Can we reassign the reference in C++?

Question

I have read everywhere that a reference has to be initialized then and there and can't be re-initialized again.

To test my understanding, I have written the following small program. It seems as if I have actually succeeded in reassigning a reference. Can someone explain to me what is actually going on in my program?

#include <iostream>
#include <stdio.h>
#include <conio.h>

using namespace std;

int main()
{
    int i = 5, j = 9;

    int &ri = i;
    cout << " ri is : " << ri  <<"\n";

    i = 10;
    cout << " ri is : " << ri  << "\n";

    ri = j; // >>> Is this not reassigning the reference? <<<
    cout << " ri is : " << ri  <<"\n";

    getch();
    return 0;
}

The code compiles fine and the output is as I expect:

ri is : 5
ri is : 10
ri is : 9

Answer 1

ri = j; // >>> Is this not reassigning the reference? <<<

No, ri is still a reference to i - you can prove this by printing &ri and &i and seeing they're the same address.

What you did is modify i through the reference ri. Print i after, and you'll see this.

Also, for comparison, if you create a const int &cri = i; it won't let you assign to that.

Answer 2

It seems as if I have actually succeeded in reassigning a reference. Is that true?

No, you haven't. You are actually reassigning the value, and you are not rebinding the reference.

In your example, when you do int &ri = i;, ri is bound to i for its lifetime. When you do ri = j;, you are simply assigning the value of j to ri. ri still remains a reference to i! And it results in the same outcome as if you had instead written i = j;

If you understand pointers well, then always think of the reference as an analogical interpretation of T* const where T is any type.

Answer 3

When you assign something to a reference you actually assign the value to the object the reference is bound to. So this:

ri=j;

has the same effect as

i = j;

would have because ri is bound to i. So any action on ri is executed on i.

Answer 4

You cannot "reseat" a reference(https://isocpp.org/wiki/faq/references#reseating-refs).

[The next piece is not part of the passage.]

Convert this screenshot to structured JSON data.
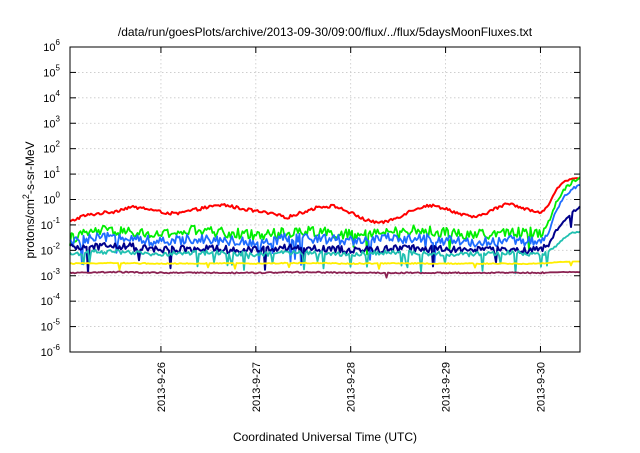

One useful mantra with references in C++ is that the references are the object they refer to. Any change you make to it is to make change to what ever they refer to. Using the mantra you can probably see what's happening when you do ri = j, i now is j.

Answer 5

You are not reassigning the reference when executing ri = j;. You're actually assigning j to i. Try printing i after the line and you'll see that i changed value.

Answer 6

OP asked for altering the referenced object through assignment to the reference and was very correctly told that this changed the reference object, not the reference. Now I did a more poignant attempt at really changing the reference and found potentially nasty stuff. First the code. It attempts to reassign to the reference var a newly created object, then alters the reference aka referenced object, finds that this is not reflected in the apparently referenced objects and concludes that we may have a case of a dangling pointer in C++. Sorry for the hastily composed code.

using namespace std;
vector<int>myints;

auto &i = myints.emplace_back();   // allocate and reference new int in vector
auto myintsaddr = &myints; auto myintfrontaddr = &myints.front(); // for future reference
i = 1;                             // assign a value to the new int through reference
cout << hex << "address of i: 0x" << &i << " equals " << "address of 
myints.back(): 0x" << &myints.back() << '.' << endl;  // check reference as expected
i = myints.emplace_back();     // allocate new int in vector and assign to old reference variable
i = 2;                         // give another value to i
cout << "i=" << i << ", myints={" << myints[0] << ", "<< myints[1] << '}' << endl; // any change to potentially referenced objects?
cout << hex << "&i: 0x" << &i << " unequal to " << "&myints.back(): 0x" << &myints.back() << " as well as &myints.front(): 0x" << &myints.front() << endl;
cout << "Myints " << (myintsaddr== &myints?"not ":"") << "relocated from " << myintsaddr << " to " << &myints << endl;
cout << "Myints front() " << (myintfrontaddr == &myints.front() ? "not " : "") << "relocated from " << myintfrontaddr << " to " << &myints.front() << endl;

Output:

address of i: 0x0063C1A0 equals address of myints.back(): 0x0063C1A0.
i=2, myints={1, 0}
&i: 0x0063C1A0 unequal to &myints.back(): 0x0063F00C as well as &myints.front(): 0x0063F008
Myints not relocated from 0039FE48 to 0039FE48
Myints front() relocated from 0063C1A0 to 0063F008

Conclusion: at least in my case (VS2017) the reference has kept the exact same address in memory, but the referenced values (part of the vector) have been reallocated elsewhere. Reference i may be dangling.

Answer 7

In simple words,

ri = j; <- You are writing value of j in x(ri) memory. And ri will still hold or point to x.